Ma mémoire remonte peu à peu à la surface. Je me souviens de la relation épineuse que j'entretenais alors avec Marc. Il n'avait été ni mon Roméo ni mon Païkan au départ. Nous n'étions jamais d'accord sur les stands des salons. Je l'irritais pendant les conférences par mes questions incessantes et auxquelles il n'apportait que rarement des réponses. Il n'aimait pas les hôtels non plus et avait pris l'habitude de louer une chambre chez l'habitant. Un jour je l'ai entendu, bien malgré moi, pester au téléphone car il ne trouvait pas à se loger. Sa chambrette n'était pas disponible car il n'avait pas pris la peine de la réserver. Aucun hôtel à proximité n'avait de chambre à proposer.
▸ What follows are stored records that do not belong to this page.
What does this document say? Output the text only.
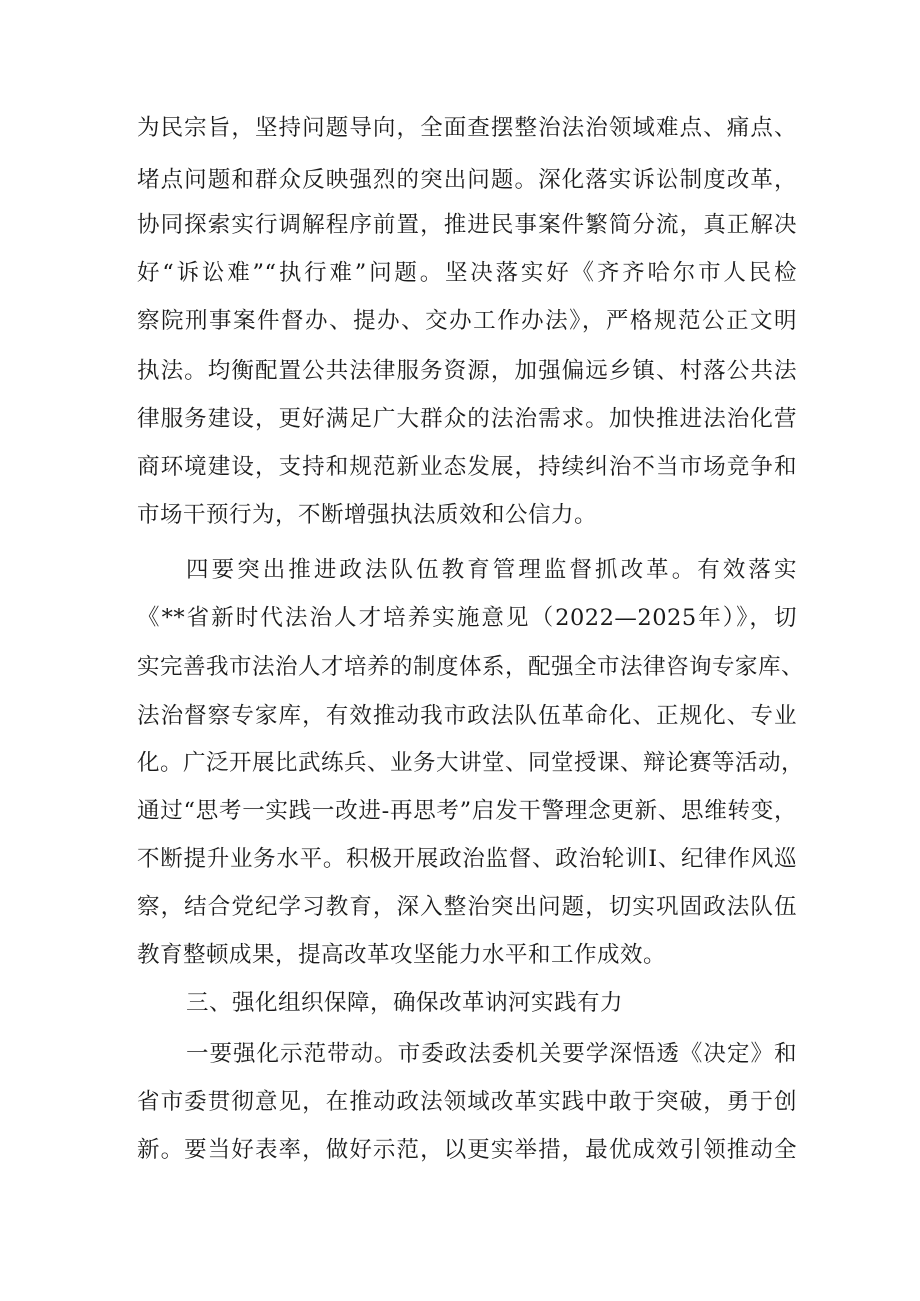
为民宗旨，坚持问题导向，全面查摆整治法治领域难点、痛点、
堵点问题和群众反映强烈的突出问题。深化落实诉讼制度改革，
协同探索实行调解程序前置，推进民事案件繁简分流，真正解决
好“诉讼难”“执行难”问题。坚决落实好《齐齐哈尔市人民检
察院刑事案件督办、提办、交办工作办法》，严格规范公正文明
执法。均衡配置公共法律服务资源，加强偏远乡镇、村落公共法
律服务建设，更好满足广大群众的法治需求。加快推进法治化营
商环境建设，支持和规范新业态发展，持续纠治不当市场竞争和
市场干预行为，不断增强执法质效和公信力。
四要突出推进政法队伍教育管理监督抓改革。有效落实
《**省新时代法治人才培养实施意见（2022—2025年）》，切
实完善我市法治人才培养的制度体系，配强全市法律咨询专家库、
法治督察专家库，有效推动我市政法队伍革命化、正规化、专业
化。广泛开展比武练兵、业务大讲堂、同堂授课、辩论赛等活动，
通过“思考一实践一改进-再思考”启发干警理念更新、思维转变，
不断提升业务水平。积极开展政治监督、政治轮训I、纪律作风巡
察，结合党纪学习教育，深入整治突出问题，切实巩固政法队伍
教育整顿成果，提高改革攻坚能力水平和工作成效。
三、强化组织保障，确保改革讷河实践有力
一要强化示范带动。市委政法委机关要学深悟透《决定》和
省市委贯彻意见，在推动政法领域改革实践中敢于突破，勇于创
新。要当好表率，做好示范，以更实举措，最优成效引领推动全
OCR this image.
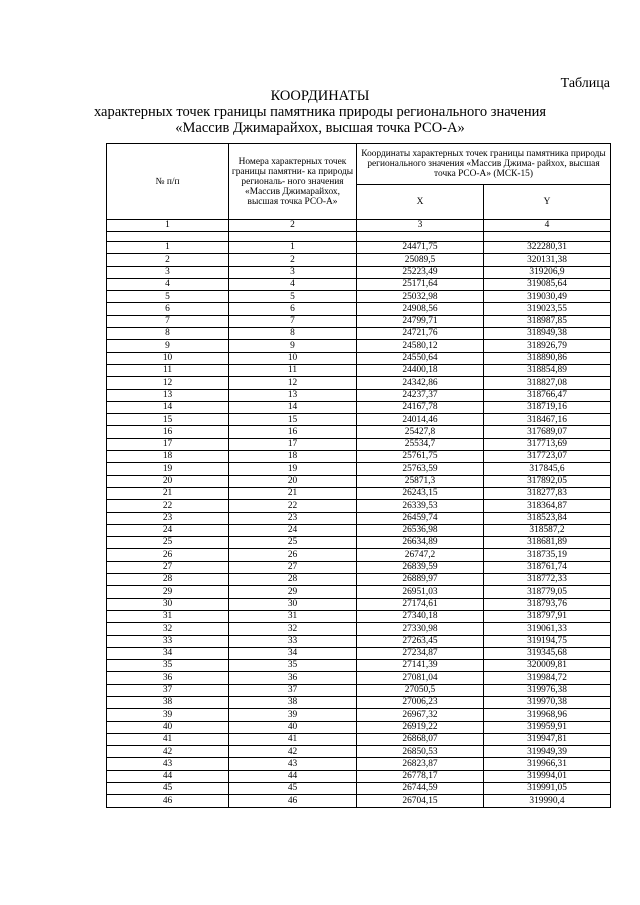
Таблица
КООРДИНАТЫ
характерных точек границы памятника природы регионального значения
«Массив Джимарайхох, высшая точка РСО-А»
№ п/п	Номера характерных точек границы памятни- ка природы региональ- ного значения «Массив Джимарайхох, высшая точка РСО-А»	Координаты характерных точек границы памятника природы регионального значения «Массив Джима- райхох, высшая точка РСО-А» (МСК-15)	
		X	Y
1	2	3	4

1	1	24471,75	322280,31
2	2	25089,5	320131,38
3	3	25223,49	319206,9
4	4	25171,64	319085,64
5	5	25032,98	319030,49
6	6	24908,56	319023,55
7	7	24799,71	318987,85
8	8	24721,76	318949,38
9	9	24580,12	318926,79
10	10	24550,64	318890,86
11	11	24400,18	318854,89
12	12	24342,86	318827,08
13	13	24237,37	318766,47
14	14	24167,78	318719,16
15	15	24014,46	318467,16
16	16	25427,8	317689,07
17	17	25534,7	317713,69
18	18	25761,75	317723,07
19	19	25763,59	317845,6
20	20	25871,3	317892,05
21	21	26243,15	318277,83
22	22	26339,53	318364,87
23	23	26459,74	318523,84
24	24	26536,98	318587,2
25	25	26634,89	318681,89
26	26	26747,2	318735,19
27	27	26839,59	318761,74
28	28	26889,97	318772,33
29	29	26951,03	318779,05
30	30	27174,61	318793,76
31	31	27340,18	318797,91
32	32	27330,98	319061,33
33	33	27263,45	319194,75
34	34	27234,87	319345,68
35	35	27141,39	320009,81
36	36	27081,04	319984,72
37	37	27050,5	319976,38
38	38	27006,23	319970,38
39	39	26967,32	319968,96
40	40	26919,22	319959,91
41	41	26868,07	319947,81
42	42	26850,53	319949,39
43	43	26823,87	319966,31
44	44	26778,17	319994,01
45	45	26744,59	319991,05
46	46	26704,15	319990,4
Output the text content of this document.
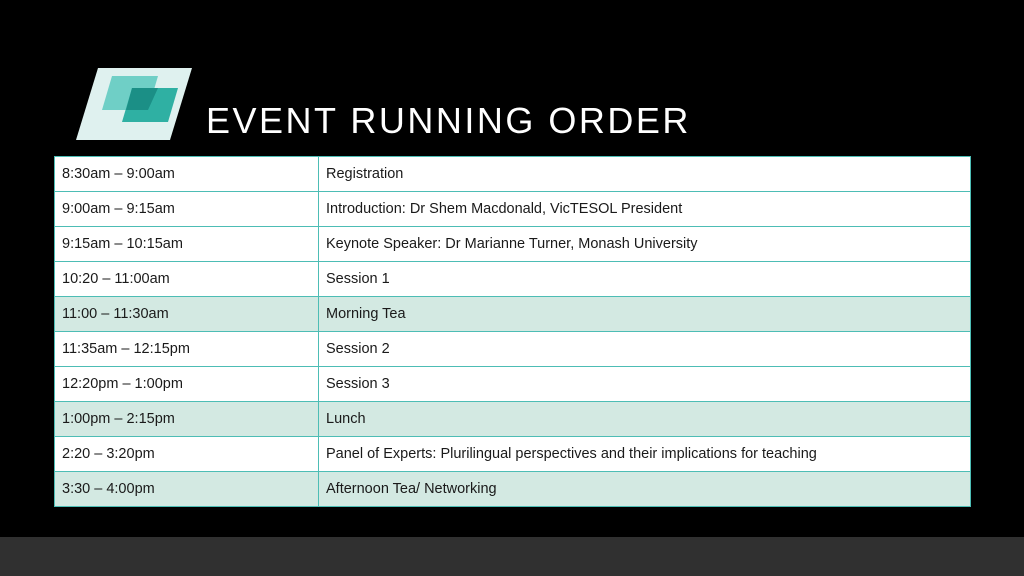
EVENT RUNNING ORDER
8:30am – 9:00am	Registration
9:00am – 9:15am	Introduction: Dr Shem Macdonald, VicTESOL President
9:15am – 10:15am	Keynote Speaker: Dr Marianne Turner, Monash University
10:20 – 11:00am	Session 1
11:00 – 11:30am	Morning Tea
11:35am – 12:15pm	Session 2
12:20pm – 1:00pm	Session 3
1:00pm – 2:15pm	Lunch
2:20 – 3:20pm	Panel of Experts: Plurilingual perspectives and their implications for teaching
3:30 – 4:00pm	Afternoon Tea/ Networking
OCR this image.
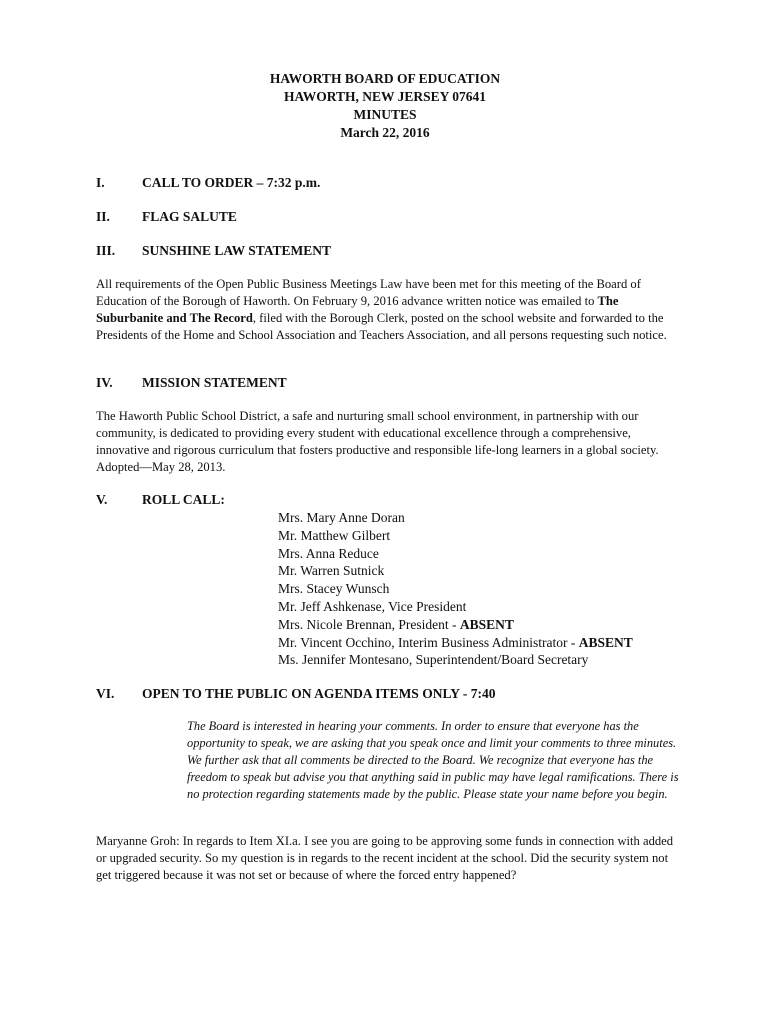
HAWORTH BOARD OF EDUCATION
HAWORTH, NEW JERSEY 07641
MINUTES
March 22, 2016
I.	CALL TO ORDER – 7:32 p.m.
II. FLAG SALUTE
III. SUNSHINE LAW STATEMENT
All requirements of the Open Public Business Meetings Law have been met for this meeting of the Board of Education of the Borough of Haworth. On February 9, 2016 advance written notice was emailed to The Suburbanite and The Record, filed with the Borough Clerk, posted on the school website and forwarded to the Presidents of the Home and School Association and Teachers Association, and all persons requesting such notice.
IV. MISSION STATEMENT
The Haworth Public School District, a safe and nurturing small school environment, in partnership with our community, is dedicated to providing every student with educational excellence through a comprehensive, innovative and rigorous curriculum that fosters productive and responsible life-long learners in a global society. Adopted—May 28, 2013.
V.	ROLL CALL:
Mrs. Mary Anne Doran
Mr. Matthew Gilbert
Mrs. Anna Reduce
Mr. Warren Sutnick
Mrs. Stacey Wunsch
Mr. Jeff Ashkenase, Vice President
Mrs. Nicole Brennan, President - ABSENT
Mr. Vincent Occhino, Interim Business Administrator - ABSENT
Ms. Jennifer Montesano, Superintendent/Board Secretary
VI. OPEN TO THE PUBLIC ON AGENDA ITEMS ONLY - 7:40
The Board is interested in hearing your comments. In order to ensure that everyone has the opportunity to speak, we are asking that you speak once and limit your comments to three minutes. We further ask that all comments be directed to the Board. We recognize that everyone has the freedom to speak but advise you that anything said in public may have legal ramifications. There is no protection regarding statements made by the public. Please state your name before you begin.
Maryanne Groh: In regards to Item XI.a. I see you are going to be approving some funds in connection with added or upgraded security. So my question is in regards to the recent incident at the school. Did the security system not get triggered because it was not set or because of where the forced entry happened?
Je lui avais alors proposé de l'héberger pour le weekend. Il avait été surpris mais n'ayant pas eu de meilleure offre, avait fini par accepter. Il a ensuite été convenu qu'il louerait systématiquement ma chambre d'amis. Au fur et à mesure, il avait fini par passer tous ses weekends avec moi. Nous aimions lire et commenter nos lectures ensemble. Nous y passions nos temps libres. Quand nous n'étions pas pris par les salons « new tech » ou pharmaceutiques, nous faisions les maraudes avec d'autres paroissiens du secteur. Je n'étais pas encore divorcée à l'époque. Le jour officiel de mon divorce, il avait ramené une bonne bouteille de champagne et avait cherché à me séduire. Nous avions alors fait l'amour sans protection. J'étais aussitôt tombée enceinte. Marc s'inquiétait de tout : la santé de son père, celle de l'entreprise qu'il devait diriger et de ma santé aussi. Moi je ne m'en mêlais pas mais je n'appréciais plus son stress permanent, ses sautes d'humeur et son comportement taciturne. Nous nous étions encore disputés le dernier weekend passé ensemble, avant qu'il soit appelé au chevet de monsieur Roy père.